Motivational speakers and inspirational quotes tell us to “do one thing a day that scares [us].” Well, I just did a whole summer’s worth of something that terrified me and came out the victor: I did math.
I know that for you numerically literate folks that doesn’t seem like much, but math and numbers have never been my strong suit, and while I have always excelled at social sciences and language arts, I have failed equally at anything entailing mathematical concepts and reasoning. I like to think of myself as an out-of-the-box thinker, and while I am very logical in most of my thought patterns and belief systems, I have just never been able to conquer the world of mathematics. In fact, while most of my grades consist of A’s and A pluses, I have never attained higher than a C in math…until now.
I was terrified when I began my course this summer. I needed to upgrade my math to enter into the program I will be taking this fall, and I was almost sure I wouldn’t make it. Needless to say I put in more hours studying for math tests over the past few months than I have ever put into any one class. I pushed myself -for hours and even days on end- to study, practice and re-practice until I was able to wrap my head around the content. With many nerves shot and seemingly on the edge of a mental breakdown, I wrote three midterms and was surprised to get the top mark in my class: A 98 percent average overall!
Elated just at that, my professor then informed me last week that I (along with just one other student) had achieved such a high mark on all of my exams that I am excused from writing the final exam (worth 40 per cent).
While I have faced many of my fears in life already -ie. diving, bungee jumping and barrelling down a mountain on two sticks (a.k.a. skiing)- before I began my math course I would have rather taken my chances with sharks in open water before having to write a math test. But now that I’ve done it and excelled, I feel my self-confidence building to pre-anxiety heights. Any self-doubt that I had is waning as I feel like I have already achieved what I once thought was impossible, and if I am capable of achieving the impossible, then I must be capable of achieving anything I set my mind to!
We all have our own fears, worries and reasons for self-doubt in life, some of them logical, and some not so much. And many of these insecurities are precisely the reason behind our anxiety and even depression. But the only way we will ever be able to overcome what scares us is to do what scares us. For me, I still have a ways to go before I can truly say that my anxiety is behind me, but achieving what I have so far this year -especially in a subject that I thought was beyond my capabilities- has proven to me that I’m smarter, more able and generally worth more than I often give myself credit for.

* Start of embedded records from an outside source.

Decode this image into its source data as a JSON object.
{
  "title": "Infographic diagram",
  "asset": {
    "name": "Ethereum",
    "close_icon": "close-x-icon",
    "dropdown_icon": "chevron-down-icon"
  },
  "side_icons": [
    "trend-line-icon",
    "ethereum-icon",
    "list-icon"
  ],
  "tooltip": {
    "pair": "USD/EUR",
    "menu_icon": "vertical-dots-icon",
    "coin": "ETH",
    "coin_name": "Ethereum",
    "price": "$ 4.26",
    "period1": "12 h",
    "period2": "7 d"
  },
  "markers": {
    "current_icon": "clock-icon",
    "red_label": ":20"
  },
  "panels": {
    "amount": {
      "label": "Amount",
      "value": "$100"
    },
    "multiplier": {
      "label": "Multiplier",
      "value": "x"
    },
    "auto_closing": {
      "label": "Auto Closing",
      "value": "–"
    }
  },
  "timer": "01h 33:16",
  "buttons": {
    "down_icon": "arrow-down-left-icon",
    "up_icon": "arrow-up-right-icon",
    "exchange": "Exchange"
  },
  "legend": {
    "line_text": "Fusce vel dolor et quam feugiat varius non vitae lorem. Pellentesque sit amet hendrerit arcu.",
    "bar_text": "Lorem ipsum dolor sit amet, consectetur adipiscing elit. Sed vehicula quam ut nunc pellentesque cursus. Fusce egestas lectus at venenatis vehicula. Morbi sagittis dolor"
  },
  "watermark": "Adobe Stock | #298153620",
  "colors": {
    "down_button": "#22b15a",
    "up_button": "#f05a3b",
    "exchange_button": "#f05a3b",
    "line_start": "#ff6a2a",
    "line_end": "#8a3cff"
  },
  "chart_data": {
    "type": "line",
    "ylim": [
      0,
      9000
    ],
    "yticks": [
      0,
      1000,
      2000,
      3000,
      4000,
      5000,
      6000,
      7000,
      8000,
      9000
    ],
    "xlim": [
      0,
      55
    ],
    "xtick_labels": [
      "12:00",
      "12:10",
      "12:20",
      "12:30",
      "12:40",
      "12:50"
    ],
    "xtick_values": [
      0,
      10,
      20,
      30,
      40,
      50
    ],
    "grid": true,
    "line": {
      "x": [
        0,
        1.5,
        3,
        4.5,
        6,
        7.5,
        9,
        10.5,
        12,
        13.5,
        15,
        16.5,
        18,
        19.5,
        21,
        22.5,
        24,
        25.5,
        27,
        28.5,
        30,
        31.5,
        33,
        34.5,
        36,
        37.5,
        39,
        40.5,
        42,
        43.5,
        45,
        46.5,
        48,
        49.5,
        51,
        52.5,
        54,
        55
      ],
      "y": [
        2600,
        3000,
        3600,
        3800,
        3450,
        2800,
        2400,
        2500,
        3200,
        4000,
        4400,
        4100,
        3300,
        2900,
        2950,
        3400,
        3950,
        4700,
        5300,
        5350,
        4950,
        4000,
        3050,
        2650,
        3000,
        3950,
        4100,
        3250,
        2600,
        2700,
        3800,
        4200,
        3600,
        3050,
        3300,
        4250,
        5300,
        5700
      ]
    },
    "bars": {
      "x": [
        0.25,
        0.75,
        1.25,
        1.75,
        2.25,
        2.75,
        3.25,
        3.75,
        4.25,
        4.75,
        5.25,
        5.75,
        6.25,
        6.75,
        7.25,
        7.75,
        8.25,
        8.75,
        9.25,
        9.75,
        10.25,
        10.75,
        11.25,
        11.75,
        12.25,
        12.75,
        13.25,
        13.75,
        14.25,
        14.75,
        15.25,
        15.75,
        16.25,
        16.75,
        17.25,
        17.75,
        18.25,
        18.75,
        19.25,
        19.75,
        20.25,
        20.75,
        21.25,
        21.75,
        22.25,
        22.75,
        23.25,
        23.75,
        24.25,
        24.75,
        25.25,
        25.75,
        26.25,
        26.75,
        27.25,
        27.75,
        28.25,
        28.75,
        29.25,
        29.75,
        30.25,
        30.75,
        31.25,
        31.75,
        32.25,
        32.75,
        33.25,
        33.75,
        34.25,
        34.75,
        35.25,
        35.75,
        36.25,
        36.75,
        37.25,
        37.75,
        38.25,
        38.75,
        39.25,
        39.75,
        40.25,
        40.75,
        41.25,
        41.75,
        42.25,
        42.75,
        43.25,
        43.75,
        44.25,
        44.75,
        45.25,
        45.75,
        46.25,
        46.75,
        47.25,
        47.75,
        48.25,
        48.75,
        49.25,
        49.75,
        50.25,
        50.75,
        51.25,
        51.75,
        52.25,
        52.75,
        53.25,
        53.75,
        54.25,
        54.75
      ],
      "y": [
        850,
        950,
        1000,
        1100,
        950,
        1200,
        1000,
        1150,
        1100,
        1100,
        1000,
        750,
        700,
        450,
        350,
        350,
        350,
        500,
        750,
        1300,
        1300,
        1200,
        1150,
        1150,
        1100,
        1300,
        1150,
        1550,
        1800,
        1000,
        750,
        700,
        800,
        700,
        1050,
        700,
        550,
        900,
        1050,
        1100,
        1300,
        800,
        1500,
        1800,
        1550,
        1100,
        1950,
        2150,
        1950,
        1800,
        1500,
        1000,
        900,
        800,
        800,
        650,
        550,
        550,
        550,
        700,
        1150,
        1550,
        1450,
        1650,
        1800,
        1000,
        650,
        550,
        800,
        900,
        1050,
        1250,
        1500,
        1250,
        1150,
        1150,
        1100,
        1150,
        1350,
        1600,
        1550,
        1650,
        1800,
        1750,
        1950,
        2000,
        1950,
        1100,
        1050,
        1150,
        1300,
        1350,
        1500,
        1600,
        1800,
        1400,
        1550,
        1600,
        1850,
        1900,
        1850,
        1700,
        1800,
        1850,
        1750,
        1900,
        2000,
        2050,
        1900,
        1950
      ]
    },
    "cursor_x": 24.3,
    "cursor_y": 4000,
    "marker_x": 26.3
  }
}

So what’s the next step? Well, after I get through my next and final math course this fall, my partner and I will be travelling to South Africa to face my new ultimate fear: cage diving with Great White sharks. After that I just need to conquer spiders and I will literally be invincible. Until then, I am but a mere human with fears like everybody else, working to be a better, stronger and more mentally stable version of myself every day.